Filomena de Stephen Frears era para mim um dos filmes mais aguardados dos últimos tempos. Não só por ter como uma das suas principais intérpretes a actriz Judi Dench, como também por ser uma história francamente apelativa e que recupera o já distante The Magdalen Sisters de Peter Mullan que há altura vencera o Leão de Ouro do Festival Internacional de Cinema de Veneza onde, curiosamente, também Philomena fez furor.
Philomena (Dench) é uma mulher de idade já avançada que vive atormentada com o seu passado oculto. Todos o desconhecem não só devido à sua postura recatada mas também por aqueles que a conhecem verem nela uma simpática mulher que nada tem de extraordinário na sua vida.
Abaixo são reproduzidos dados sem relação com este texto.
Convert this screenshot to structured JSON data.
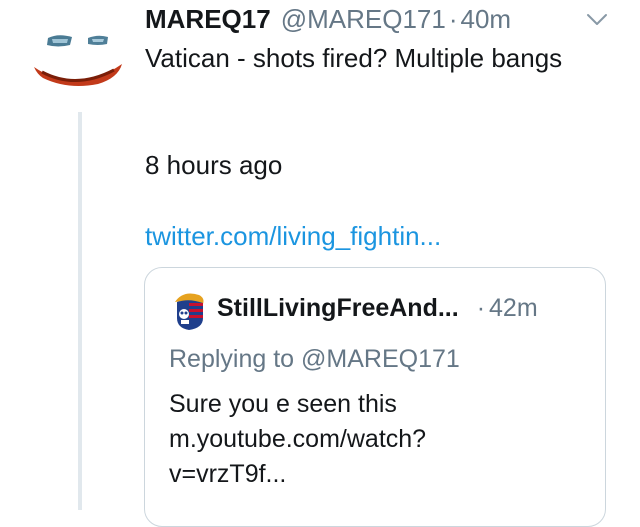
{
  "tweet": {
    "author_name": "MAREQ17",
    "handle": "@MAREQ171",
    "separator": "·",
    "time": "40m",
    "menu_icon": "chevron-down-icon",
    "text": "Vatican - shots fired? Multiple bangs",
    "subtext": "8 hours ago",
    "link_text": "twitter.com/living_fightin..."
  },
  "quoted": {
    "author_name": "StillLivingFreeAnd...",
    "separator": "·",
    "time": "42m",
    "replying_to": "Replying to @MAREQ171",
    "text_lines": [
      "Sure you e seen this",
      "m.youtube.com/watch?",
      "v=vrzT9f..."
    ]
  },
  "colors": {
    "text": "#14171a",
    "muted": "#657786",
    "link": "#1b95e0",
    "border": "#ccd6dd",
    "thread_line": "#e1e8ed"
  }
}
Até um dia. O dia em que marca a passagem do quinquagésimo aniversário do filho que lhe fora retirado dos braços e do qual desconhece o seu destino.
É com esta premissa que Philomena e o repórter Martin Sixsmith (Steve Coogan) se cruzam, sendo que este fora da sua zona de conforto se propõe investigar sobre o filho que, na prática, Philomena desconhece, não sem antes ficar a conhecer de relance o passado sombrio dos conventos de Maria Madalena na Irlanda.
Se por um lado muitos podem pensar que este filme não irá passar de um drama (re)visto sobre estes acontecimentos ainda muito pouco explorados, não é menos verdade que o mesmo tem uma profundidade e humanidade que surpreendem. Não só se debate com os factos de muitas destas, à altura, jovens mulheres abandonadas pela família como não se limita a aí permanecer e preocupar-se sim com o drama das mesmas nos dias de hoje.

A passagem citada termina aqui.